59
votes

Like many other developers I have been very excited about the new Swift language from Apple. Apple has claimed its speed is faster than Objective C and can be used to write operating system. And from what I learned so far, it's a static typed language and able to have precisely control over the exact data type (like integer length). So it does look like having good potential handling performance critical tasks, like image processing, right?

That's what I thought before I carried out a quick test. The result really surprised me.
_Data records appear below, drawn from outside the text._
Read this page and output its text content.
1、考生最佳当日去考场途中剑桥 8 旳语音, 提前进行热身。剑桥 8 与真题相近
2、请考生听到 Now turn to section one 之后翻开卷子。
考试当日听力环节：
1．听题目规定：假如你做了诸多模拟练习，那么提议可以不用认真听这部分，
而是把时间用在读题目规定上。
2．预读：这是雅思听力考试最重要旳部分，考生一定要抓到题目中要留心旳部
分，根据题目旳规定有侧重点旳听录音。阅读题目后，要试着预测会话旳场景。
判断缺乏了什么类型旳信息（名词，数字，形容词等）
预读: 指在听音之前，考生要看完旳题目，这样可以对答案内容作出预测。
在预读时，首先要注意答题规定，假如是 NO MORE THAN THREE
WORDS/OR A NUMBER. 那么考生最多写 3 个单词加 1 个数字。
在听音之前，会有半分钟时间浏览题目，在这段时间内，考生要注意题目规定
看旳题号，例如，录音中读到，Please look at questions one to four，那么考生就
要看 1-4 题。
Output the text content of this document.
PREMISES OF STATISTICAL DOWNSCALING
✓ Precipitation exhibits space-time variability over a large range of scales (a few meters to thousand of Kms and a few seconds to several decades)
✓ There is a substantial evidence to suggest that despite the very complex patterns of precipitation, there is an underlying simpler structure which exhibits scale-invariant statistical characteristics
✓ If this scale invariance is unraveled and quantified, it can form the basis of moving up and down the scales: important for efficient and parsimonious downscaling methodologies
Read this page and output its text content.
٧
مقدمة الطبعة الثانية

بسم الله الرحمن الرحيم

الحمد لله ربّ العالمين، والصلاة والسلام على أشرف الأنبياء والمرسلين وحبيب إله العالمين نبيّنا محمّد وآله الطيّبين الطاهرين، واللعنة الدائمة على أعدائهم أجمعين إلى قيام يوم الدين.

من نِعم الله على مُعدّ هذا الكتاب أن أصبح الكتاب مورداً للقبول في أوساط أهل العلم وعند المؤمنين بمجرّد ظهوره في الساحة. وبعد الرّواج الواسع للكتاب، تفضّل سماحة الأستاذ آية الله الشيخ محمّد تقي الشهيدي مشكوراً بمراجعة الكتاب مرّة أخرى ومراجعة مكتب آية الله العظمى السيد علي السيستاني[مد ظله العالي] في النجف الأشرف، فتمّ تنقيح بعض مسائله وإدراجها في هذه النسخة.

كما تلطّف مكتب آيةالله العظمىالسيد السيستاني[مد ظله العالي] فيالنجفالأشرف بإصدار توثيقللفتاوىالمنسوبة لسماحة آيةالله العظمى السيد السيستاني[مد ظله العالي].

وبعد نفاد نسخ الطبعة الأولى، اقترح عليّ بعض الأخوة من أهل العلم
Here is a simple code snippet in C:

test.c:

#include <stdio.h>
#include <stdint.h>
#include <string.h>

uint8_t pixels[640*480];
uint8_t alpha[640*480];
uint8_t blended[640*480];

void blend(uint8_t* px, uint8_t* al, uint8_t* result, int size)
{
    for(int i=0; i<size; i++) {
        result[i] = (uint8_t)(((uint16_t)px[i]) *al[i] /255);
    }
}

int main(void)
{
    memset(pixels, 128, 640*480);
    memset(alpha, 128, 640*480);
    memset(blended, 255, 640*480);

    // Test 10 frames
    for(int i=0; i<10; i++) {
        blend(pixels, alpha, blended, 640*480);
    }

    return 0;
}

I compiled it on my Macbook Air 2011 with the following command:

clang -O3 test.c -o test

The 10 frame processing time is about 0.01s. In other words, it takes the C code 1ms to process one frame:

$ time ./test
real    0m0.010s
user    0m0.006s
sys     0m0.003s

Then I have a Swift version of the same code:

test.swift:

let pixels = UInt8[](count: 640*480, repeatedValue: 128)
let alpha = UInt8[](count: 640*480, repeatedValue: 128)
let blended = UInt8[](count: 640*480, repeatedValue: 255)

func blend(px: UInt8[], al: UInt8[], result: UInt8[], size: Int)
{
    for(var i=0; i<size; i++) {
        var b = (UInt16)(px[i]) * (UInt16)(al[i])
        result[i] = (UInt8)(b/255)
    }
}

for i in 0..10 {
    blend(pixels, alpha, blended, 640*480)
}

The build command line is:

xcrun swift -O3 test.swift -o test

Here I use the same O3 level optimization flag to make the comparison hopefully fair. However, the resulting speed is 100 time slower:

$ time ./test

real    0m1.172s
user    0m1.146s
sys     0m0.006s

In other words, it takes Swift ~120ms to processing one frame which takes C just 1 ms.

What happened?

Update: I am using clang:

$ gcc -v
Configured with: --prefix=/Applications/Xcode6-Beta.app/Contents/Developer/usr --with-gxx-include-dir=/usr/include/c++/4.2.1
Apple LLVM version 6.0 (clang-600.0.34.4) (based on LLVM 3.5svn)
Target: x86_64-apple-darwin13.2.0
Thread model: posix

Update: more results with different running iterations:

Here are the result for different number of "frames", i.e. change the main for loop number from 10 to other numbers. Note now I am getting even faster C code time (cache hot?), while the Swift time doesn't change too much:

             C Time (s)      Swift Time (s)
  1 frame:     0.005            0.130
 10 frames(*): 0.006            1.196
 20 frames:    0.008            2.397
100 frames:    0.024           11.668

Update: `-Ofast` helps

With -Ofast suggested by @mweathers, the Swift speed goes up to reasonable range.

On my laptop the Swift version with -Ofast gets 0.013s for 10 frames and 0.048s for 100 frames, close to half of the C performance.

2
Out of curiosity, does it help to replace the blend computation with var b = (UInt16)(px[i]) &* (UInt16)(al[i]), which if I read the docs correctly will cause swift to avoid the overflow check?rici
What happens if you adjust the code to do the same process twice (ie, extend iterations from 10 to 20)? I would imagine that starting the Swift runtime costs somewhat more than starting the C runtime.Tommy
can you dump the assembly code? my guess is the clang version may be optimizing the divide-by-constant 255gordy
Try profiling just the blend function. Filling the array and differences in environment setup are probably playing a role.Bill
Reading the whole link, one can see "Changing the Swift Compiler - Optimization Level in Xcode to 'Fastest, Unchecked' sped this up to be comparable with your C++."Jim Balter

2 Answers

25
votes

Building with:

xcrun swift -Ofast test.swift -o test

I'm getting times of:

real    0m0.052s
user    0m0.009s
sys 0m0.005s
12
votes

Let's just concentrate on the answer to the question, which started with a "Why": Because you didn't turn optimisations on, and Swift relies heavily on compiler optimisation.

That said, doing image processing in C is truly daft. That's what you have CGImage and friends for.